The show's creator, Glen Larson, likes Ben, thinks he's a comer, and takes his complaints lightly. But he hands out a few of his own. "Ben's too concerned with the way he looks. He's always looking for a new jacket, a new shirt. Or he'll spend time on the set looking at still photographs of himself. Sometimes I have to kick him in the pants to get him working."

Executive producer Huggins says of Murphy: "He's beautifully willing not to be the typical Western hero. He's even willing to be the butt of the jokes." But has a rule about such things: better straight than silly and "sometimes Ben goes too broad."

Huggins dismisses the business of Murphy looking like Paul Newman. "It's absurd. The only time he looks like Newman is when he gives you a great big smile. Which he doesn't do very often."

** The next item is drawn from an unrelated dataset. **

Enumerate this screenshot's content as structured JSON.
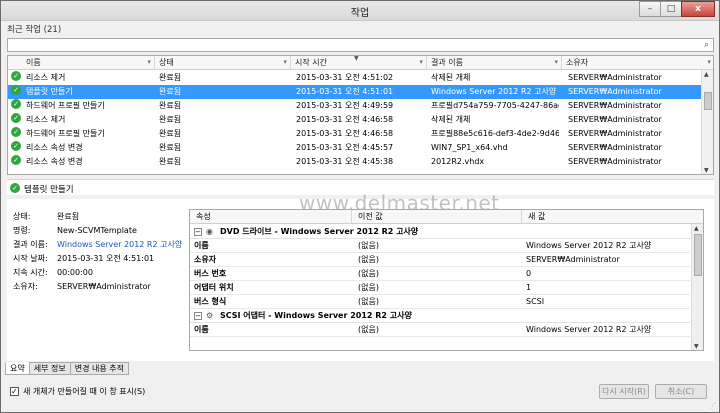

Of course not. He saves those for female friends.

 

What is Ben Murphy's future? "I'm not ready for marriage," he says. "Maybe when I'm in my late 30s. I hope someday to own my own film-producing company." But he doesn't know when; he doesn't like to think much of tomorrow. He didn't know what he'd do when the show finished shooting in March. "Maybe I'll go to the desert for a month. Seclude myself. Do some running, play my guitar. Read. Write." Then he says, "It's scary, though, to be alone for a month."

This duality carries through his life. He says, "I'm happy with myself, and I'm not. I'm down to earth but there are periods I think I'm going off the deep end."

The worst deep-end moment came, naturally, when a girl left him. "Then I lost my job in Name of the Game. I jumped into my car and went on a 3000-mile skiing trip, hitting all the resorts. I skied and I wrote a screenplay about self-destruction. I never finished it."

It is the end of the interview. But not the end of the story.

"Would you like some lunch?" he asks.

We get into his car--the brunette and blonde in the back seat--and all the way to the restaurant, called The Good Life, he sticks his head out of car window and he shouts, "Hi!" to the pretty girls on the street. And he gives them his great big Paul Newman smile.